In P2 today a Hass car came off at the same corner as bianchi.
But they still sent out the same JCB, so the same thing could have happened again.
FIA+Safty=JOKE
I think we're all in agreement that the likelihood of any of the suggested methods saving Bianchi was slim to none, but this wasn't a reaction just to Bianchi, it was a reaction to Bianchi, Massa, Surtees, Wheldon and Wilson (and you can now add a very lucky Castroneves, who took a car to the head, to the list too, and less serious Max Chilton was also hit by a rogue tyre, thankfully without the wheel). Head injuries and near escapes from so-called "freak accidents" are becoming so common that a solution (to at the very least give the driver some hope) is now deemed necessary.
I know you class them as freak accidents, but whatever the reasons people choose (bad luck, fate, a religious entity smiting them, whatever) the fact remains that these incidents, particularly objects striking the head, have been much more common and serious in the past decade or so.

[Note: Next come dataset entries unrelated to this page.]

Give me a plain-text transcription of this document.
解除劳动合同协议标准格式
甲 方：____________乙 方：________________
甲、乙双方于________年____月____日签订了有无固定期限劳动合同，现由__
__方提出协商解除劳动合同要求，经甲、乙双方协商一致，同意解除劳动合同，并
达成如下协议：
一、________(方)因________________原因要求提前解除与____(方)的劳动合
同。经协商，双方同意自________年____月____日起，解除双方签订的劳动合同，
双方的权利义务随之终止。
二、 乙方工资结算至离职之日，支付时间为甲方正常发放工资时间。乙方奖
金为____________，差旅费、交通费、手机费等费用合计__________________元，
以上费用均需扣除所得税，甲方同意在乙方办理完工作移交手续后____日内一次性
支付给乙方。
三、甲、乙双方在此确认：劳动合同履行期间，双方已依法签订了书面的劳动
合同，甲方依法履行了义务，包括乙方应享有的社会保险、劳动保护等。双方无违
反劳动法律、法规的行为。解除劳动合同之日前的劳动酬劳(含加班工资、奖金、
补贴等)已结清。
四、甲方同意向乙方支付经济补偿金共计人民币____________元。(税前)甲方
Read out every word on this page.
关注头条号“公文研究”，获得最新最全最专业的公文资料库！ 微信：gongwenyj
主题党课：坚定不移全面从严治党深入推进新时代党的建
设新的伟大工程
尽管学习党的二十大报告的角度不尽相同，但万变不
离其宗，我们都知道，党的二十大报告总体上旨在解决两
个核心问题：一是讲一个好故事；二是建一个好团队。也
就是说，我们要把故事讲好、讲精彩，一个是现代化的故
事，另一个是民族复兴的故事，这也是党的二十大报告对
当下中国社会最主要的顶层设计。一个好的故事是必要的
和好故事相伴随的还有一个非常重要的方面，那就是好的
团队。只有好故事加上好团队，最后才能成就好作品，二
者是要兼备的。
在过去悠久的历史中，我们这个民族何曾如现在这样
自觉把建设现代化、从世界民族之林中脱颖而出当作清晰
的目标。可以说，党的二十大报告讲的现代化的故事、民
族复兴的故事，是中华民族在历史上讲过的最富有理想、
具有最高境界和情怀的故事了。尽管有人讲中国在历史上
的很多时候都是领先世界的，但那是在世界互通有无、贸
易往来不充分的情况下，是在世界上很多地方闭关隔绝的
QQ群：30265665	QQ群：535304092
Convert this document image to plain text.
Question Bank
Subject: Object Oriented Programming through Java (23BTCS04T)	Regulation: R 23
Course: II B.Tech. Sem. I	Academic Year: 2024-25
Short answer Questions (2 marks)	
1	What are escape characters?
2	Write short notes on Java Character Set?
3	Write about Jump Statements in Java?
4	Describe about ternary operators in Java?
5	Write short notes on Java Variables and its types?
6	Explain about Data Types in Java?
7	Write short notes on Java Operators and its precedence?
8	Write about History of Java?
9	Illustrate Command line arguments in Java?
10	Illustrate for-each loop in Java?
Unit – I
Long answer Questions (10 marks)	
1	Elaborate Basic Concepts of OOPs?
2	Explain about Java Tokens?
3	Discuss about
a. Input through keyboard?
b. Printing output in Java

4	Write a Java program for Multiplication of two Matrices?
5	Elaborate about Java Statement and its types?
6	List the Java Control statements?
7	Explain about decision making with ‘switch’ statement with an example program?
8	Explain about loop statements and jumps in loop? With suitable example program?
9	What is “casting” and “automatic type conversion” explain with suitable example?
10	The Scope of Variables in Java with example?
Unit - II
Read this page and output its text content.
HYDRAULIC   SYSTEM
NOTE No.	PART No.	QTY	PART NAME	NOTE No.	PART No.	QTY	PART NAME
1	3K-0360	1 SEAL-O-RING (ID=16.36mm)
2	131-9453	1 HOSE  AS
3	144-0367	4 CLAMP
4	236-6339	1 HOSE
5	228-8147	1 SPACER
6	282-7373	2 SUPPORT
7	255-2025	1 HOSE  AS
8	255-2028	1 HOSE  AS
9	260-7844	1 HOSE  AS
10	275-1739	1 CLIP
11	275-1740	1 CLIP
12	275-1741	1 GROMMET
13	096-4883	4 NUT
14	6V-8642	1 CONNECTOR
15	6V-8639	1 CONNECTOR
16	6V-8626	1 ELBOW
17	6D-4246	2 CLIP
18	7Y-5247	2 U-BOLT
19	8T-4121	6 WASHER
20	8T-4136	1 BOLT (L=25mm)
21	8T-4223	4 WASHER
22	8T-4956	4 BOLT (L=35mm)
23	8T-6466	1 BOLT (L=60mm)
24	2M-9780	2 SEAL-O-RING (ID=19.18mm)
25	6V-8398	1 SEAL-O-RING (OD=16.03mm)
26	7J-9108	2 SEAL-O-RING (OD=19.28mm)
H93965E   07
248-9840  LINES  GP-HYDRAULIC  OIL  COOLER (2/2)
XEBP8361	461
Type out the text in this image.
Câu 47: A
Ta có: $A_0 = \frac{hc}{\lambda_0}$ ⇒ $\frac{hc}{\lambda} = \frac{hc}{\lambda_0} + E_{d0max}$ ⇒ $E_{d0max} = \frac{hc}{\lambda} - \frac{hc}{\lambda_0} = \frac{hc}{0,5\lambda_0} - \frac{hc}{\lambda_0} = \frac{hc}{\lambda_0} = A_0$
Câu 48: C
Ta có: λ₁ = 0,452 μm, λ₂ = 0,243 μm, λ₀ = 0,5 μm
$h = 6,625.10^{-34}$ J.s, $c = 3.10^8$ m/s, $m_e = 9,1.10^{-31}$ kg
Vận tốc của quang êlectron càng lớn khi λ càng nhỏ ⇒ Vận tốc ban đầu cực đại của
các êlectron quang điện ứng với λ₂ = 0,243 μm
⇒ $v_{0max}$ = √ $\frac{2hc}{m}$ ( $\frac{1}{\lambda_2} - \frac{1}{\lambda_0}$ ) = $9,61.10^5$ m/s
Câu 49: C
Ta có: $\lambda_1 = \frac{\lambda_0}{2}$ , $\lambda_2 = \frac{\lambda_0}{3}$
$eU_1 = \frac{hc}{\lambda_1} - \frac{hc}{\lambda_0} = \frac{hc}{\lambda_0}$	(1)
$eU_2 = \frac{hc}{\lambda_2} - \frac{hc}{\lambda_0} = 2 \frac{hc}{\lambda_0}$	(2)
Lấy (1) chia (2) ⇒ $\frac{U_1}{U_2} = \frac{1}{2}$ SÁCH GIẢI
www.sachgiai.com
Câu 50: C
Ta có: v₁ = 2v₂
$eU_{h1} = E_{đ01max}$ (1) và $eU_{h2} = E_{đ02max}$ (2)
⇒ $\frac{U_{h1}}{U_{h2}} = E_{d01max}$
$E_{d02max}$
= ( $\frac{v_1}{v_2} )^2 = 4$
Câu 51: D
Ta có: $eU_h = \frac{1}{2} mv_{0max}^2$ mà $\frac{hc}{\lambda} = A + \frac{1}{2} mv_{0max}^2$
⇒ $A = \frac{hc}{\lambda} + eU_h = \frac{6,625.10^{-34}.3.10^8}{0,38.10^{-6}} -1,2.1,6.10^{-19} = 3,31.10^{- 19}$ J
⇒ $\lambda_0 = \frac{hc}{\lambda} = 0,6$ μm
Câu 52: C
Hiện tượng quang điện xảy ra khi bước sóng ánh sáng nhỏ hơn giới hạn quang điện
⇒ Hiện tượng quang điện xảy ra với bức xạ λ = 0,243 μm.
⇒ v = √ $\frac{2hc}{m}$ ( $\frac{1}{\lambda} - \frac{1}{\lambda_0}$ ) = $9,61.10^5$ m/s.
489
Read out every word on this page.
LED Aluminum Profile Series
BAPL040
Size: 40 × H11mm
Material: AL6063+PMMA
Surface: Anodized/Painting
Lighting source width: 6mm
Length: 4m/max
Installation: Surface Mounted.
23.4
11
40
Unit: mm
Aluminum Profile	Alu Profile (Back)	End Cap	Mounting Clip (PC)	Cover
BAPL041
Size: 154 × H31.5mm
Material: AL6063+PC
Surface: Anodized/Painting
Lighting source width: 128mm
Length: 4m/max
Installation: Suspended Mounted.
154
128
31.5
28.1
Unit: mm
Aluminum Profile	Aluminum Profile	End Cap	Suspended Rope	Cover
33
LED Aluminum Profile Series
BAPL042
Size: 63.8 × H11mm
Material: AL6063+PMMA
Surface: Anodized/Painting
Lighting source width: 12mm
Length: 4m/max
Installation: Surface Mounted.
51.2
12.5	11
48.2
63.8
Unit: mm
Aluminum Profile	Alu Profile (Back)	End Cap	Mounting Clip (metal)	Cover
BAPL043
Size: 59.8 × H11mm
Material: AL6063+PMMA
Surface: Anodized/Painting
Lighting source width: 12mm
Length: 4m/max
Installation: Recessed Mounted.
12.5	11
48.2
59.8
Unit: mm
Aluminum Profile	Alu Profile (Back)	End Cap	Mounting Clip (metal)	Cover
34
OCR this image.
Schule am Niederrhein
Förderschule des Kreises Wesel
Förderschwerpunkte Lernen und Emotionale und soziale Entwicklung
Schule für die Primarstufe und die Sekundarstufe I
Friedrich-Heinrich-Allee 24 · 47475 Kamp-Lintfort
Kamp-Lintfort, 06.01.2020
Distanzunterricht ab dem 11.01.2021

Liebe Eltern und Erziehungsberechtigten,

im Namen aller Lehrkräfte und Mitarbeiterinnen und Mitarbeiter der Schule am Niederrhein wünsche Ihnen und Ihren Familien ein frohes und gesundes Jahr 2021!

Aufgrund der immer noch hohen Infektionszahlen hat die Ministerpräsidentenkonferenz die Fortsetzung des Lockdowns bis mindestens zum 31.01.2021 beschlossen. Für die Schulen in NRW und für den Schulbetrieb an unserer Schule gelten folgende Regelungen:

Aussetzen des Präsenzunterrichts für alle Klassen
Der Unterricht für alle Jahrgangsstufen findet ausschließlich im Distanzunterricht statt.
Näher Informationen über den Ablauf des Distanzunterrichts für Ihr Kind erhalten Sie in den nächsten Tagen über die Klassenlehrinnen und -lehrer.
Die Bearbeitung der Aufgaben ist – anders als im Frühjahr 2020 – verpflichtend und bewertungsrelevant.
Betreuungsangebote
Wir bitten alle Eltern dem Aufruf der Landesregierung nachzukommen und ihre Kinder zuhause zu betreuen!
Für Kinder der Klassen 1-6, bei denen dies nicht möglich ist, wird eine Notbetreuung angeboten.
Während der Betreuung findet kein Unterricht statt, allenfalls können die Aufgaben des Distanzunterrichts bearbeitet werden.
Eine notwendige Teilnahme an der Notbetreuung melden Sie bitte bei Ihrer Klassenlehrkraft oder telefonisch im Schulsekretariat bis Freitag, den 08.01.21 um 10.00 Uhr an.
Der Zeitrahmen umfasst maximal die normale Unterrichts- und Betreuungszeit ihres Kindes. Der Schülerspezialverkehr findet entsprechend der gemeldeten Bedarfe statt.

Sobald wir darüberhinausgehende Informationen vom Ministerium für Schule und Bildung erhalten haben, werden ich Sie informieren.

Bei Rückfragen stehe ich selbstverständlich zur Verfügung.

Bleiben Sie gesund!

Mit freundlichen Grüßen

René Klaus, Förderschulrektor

F1 safety has improved immeasurably over the years - heck in the 60s the drivers had huge pods of fuel either side of them with just a couple of sheets of metal separating them to the point where not wearing seatbelts and hoping to be thrown clear of the car was preferable to being trapped under it in an almost inevitable fire. Why wouldn't you want that progress to continue?
Did you have similar complaints about the HANS system, the raised cockpit sides, etc and the ever-increasing strengthening of the cars and helmets, or is it just this because it looks ****?